The weight provides the ordering from left to right. The Tags, Categories and Series taxonomies are baked in and work out of the box. To get the search functionality working, we just need to make a few small modifications.

Add this to config.yml

outputs:
   home:
       - HTML
       - RSS
       - JSON # is necessary

Create search.md in the content folder with the front matter:

---
title: "Search" # in any language you want
layout: "search" # is necessary
# url: "/archive"
# description: "Description for Search"
summary: "search"
---

To enable archives, create archives.md in the content folder and add this front matter:

---
title: "Archive"
layout: "archives"
url: "/archives/"
summary: archives
---

Writing a post

Now with our menu defined, let’s create a first post using:

hugo new posts/hello-hugo-pt1.md

This is place the file in the content folder with the path you’ve provided.

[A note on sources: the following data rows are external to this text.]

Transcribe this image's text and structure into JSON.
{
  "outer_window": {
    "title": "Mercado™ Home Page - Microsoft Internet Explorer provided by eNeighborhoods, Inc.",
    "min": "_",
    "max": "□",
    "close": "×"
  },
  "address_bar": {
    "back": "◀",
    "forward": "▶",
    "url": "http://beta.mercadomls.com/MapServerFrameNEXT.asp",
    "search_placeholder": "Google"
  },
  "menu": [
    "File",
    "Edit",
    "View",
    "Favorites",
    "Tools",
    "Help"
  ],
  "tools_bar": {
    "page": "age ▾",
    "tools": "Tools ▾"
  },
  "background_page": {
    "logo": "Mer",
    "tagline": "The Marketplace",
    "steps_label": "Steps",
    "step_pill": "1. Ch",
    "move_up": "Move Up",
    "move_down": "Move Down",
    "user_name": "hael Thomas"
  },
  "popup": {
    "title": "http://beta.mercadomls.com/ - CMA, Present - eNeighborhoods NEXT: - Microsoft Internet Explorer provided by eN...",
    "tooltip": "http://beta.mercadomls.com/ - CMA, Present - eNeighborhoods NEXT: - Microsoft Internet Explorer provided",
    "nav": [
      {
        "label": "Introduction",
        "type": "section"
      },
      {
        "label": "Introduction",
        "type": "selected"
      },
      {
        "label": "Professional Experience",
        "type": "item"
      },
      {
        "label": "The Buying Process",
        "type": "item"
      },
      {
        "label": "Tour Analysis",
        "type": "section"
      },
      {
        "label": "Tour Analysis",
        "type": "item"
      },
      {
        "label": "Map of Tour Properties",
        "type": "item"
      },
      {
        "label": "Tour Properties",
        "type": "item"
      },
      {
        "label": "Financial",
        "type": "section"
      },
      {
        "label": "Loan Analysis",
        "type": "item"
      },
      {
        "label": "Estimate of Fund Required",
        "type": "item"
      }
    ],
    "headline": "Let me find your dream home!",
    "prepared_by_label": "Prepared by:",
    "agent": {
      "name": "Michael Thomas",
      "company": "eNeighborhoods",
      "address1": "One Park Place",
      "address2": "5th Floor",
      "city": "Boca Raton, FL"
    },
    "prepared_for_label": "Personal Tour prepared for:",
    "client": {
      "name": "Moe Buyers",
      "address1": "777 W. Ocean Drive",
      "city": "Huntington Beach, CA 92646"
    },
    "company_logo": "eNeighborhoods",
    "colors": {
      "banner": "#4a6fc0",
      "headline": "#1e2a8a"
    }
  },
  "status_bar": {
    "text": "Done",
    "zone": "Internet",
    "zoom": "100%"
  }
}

Each post has a front matter - a collection of configuration variables and metadata.

When a new post is created, the front matter is initialised from a template in /archetypes/default.md which looks like this:

---
title: "{{ replace .Name "-" " " | title }}"
date: {{ .Date }}
draft: true
---

You can customise this file to include other metadata you wish to initialise by default.

I’ve added some additional variables to this page.

---
title: "Hello Hugo - part 1"
date: 2022-02-03T20:19:42Z
draft: true
summary: "What better way to start a blog than to talk about how I built it with the help of some great open source software! "
cover: 
    image: /hugo-how-to/hugo-logo.png
    alt: "hugo logo"

categories: ["coding"]
tags: ["hugo"]
series: ["Building a Hugo blog"]

params:
    ShowShareButtons: true
    ShowReadingTime: true

---

You can find the variables specific to PaperMod here.

To check changes locally as you edit your Markdown, use Hugo’s server:

hugo server -D

This will start up a local server. Just open http://localhost:1313/ in your browser. The -D option allows you to see draft posts.

Every time you save your Markdown files, the preview will automatically refresh.

Summary

That’s all for part 1. We’ve installed hugo, added some basic configuration, created a first post and seen how we can use hugo server to build and preview the site locally.

You can find the github repository for this blog here.

In part 2, we’ll explore some hosting options to make the blog content publicly accessible.